How Your Contractor Can Help with More than Your Pavement
No one can predict when a natural disaster or some other type of man-made emergency might occur, but having a relationship with a paving and pavement maintenance contractor can be beneficial in those unexpected circumstances. That’s because in the aftermath of emergency situations the contractor can utilize his fleet, his expertise – and his labor – to provide emergency services to help you out.
Following hurricanes, tornadoes or floods, for example, one of the biggest problems is debris cleanup as lumber, trees, and just about anything else you can imagine might have found its way to your property. And before you again invite your tenants into their stores or the public onto your property it’s essential that you clean it of debris that is not only unsightly but which can be a safety issue.
Your contractor can be your emergency relief valve in such situations. Not only does he have the workforce to get all sorts of jobs done, but those workers are familiar with working outdoors, they’re conditioned for physical work, and they are skilled in the equipment you’re going to need.
And the contractor has that equipment, including:
- Pickup Trucks – Essential to haul workers from one place to another on roads (or, depending on the disaster, off roads). These vehicles can carry not only workers they can carry tools, small equipment, supplies, generators and more.
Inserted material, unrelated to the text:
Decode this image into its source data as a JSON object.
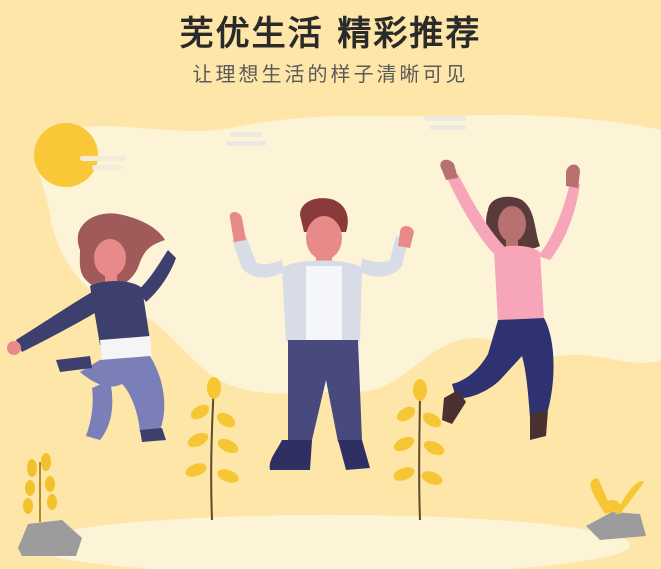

- Dump Trucks – Depending on the scale of the event, there could be so much debris that you’ll want it removed from your property.
- Skid Steer Loaders – This piece of equipment is the Swiss Army Knife of construction equipment. Not only can it traverse just about any area, it’s highly maneuverable. In the hands of a skilled operator skid steers can accomplish just about anything in the field. And skid steers have a powerful hydraulic system that enables them to use a variety of attachments from pavement saws to rakes, sweepers, pavement breakers and cold planers – making them possibly the single most-important and adaptable piece of equipment on any fleet. If your contractor has a skid steer (or two) in his fleet, you’re in good hands.
- Bulldozer – These are valuable pieces of equipment that can be used to carry debris to a central location on your property and pick it up into the dump trucks.
- Sweeper – Not all contractors own a sweeping truck, but they at least work with a sweeper subcontractor they can rely on. And while sweeping is one of the last cleanup steps your property will need, it’s an essential step to make sure the pavement is free of glass, nails, sharp metal and other objects that could damage vehicles, tires or be a safety hazard to pedestrians.
It’s also important to note that once you have engaged a contractor to remove debris from your property, he needs a place to put it. A public agency might have secured a site to accept debris and the contractor can haul debris there. If that’s not the case, contractors know where the dumps are and probably have a line of credit with them. Another option, at least temporarily, is to remove the debris to the contractor’s yard where he can parcel it out to dumps steadily – but get it off your property immediately.
Repairs Are Next
Once the debris has been removed, you might need to make repairs. It’s good to work with a full-service contractor who offers paving, striping, sealcoating, patching, and signage – pretty much everything a parking lot needs – because he’ll have the expertise to assess damage and present repair options in all areas. If you are working with such a contractor his team can solve all the disaster-created problems from pavement repairs to restriping.
So as soon as the debris is gone you’ll need to conduct an evaluation of your parking lot. You can do this yourself but it’s probably best to have the contractor evaluate the property and then present a proposal. (If you prefer to walk the site with the contractor on his initial visit, go ahead. Any contractor worth his salt will appreciate your involvement.) Either way, once you have the proposal in hand, walk the property with the contractor and ask any questions you like.
Pavement damage might be structural and could easily require extensive repairs; other damage might be purely cosmetic. A full-service contractor, expert in a broad range of services, can explain the damage to you and help you prioritize the repairs you should make.
Clearly the first repairs should be safety related. This means any uneven pavement, broken concrete, exposed rebar, potholes or anything that could be a trip hazard, damage a tire or cause a driver to have an accident.
But after safety repairs have been made your contractor can help you determine which other repairs need to be made soon – and which can wait. If you have short- and long-term plans for the property make sure to let the contractor know as that could influence the priority of repair.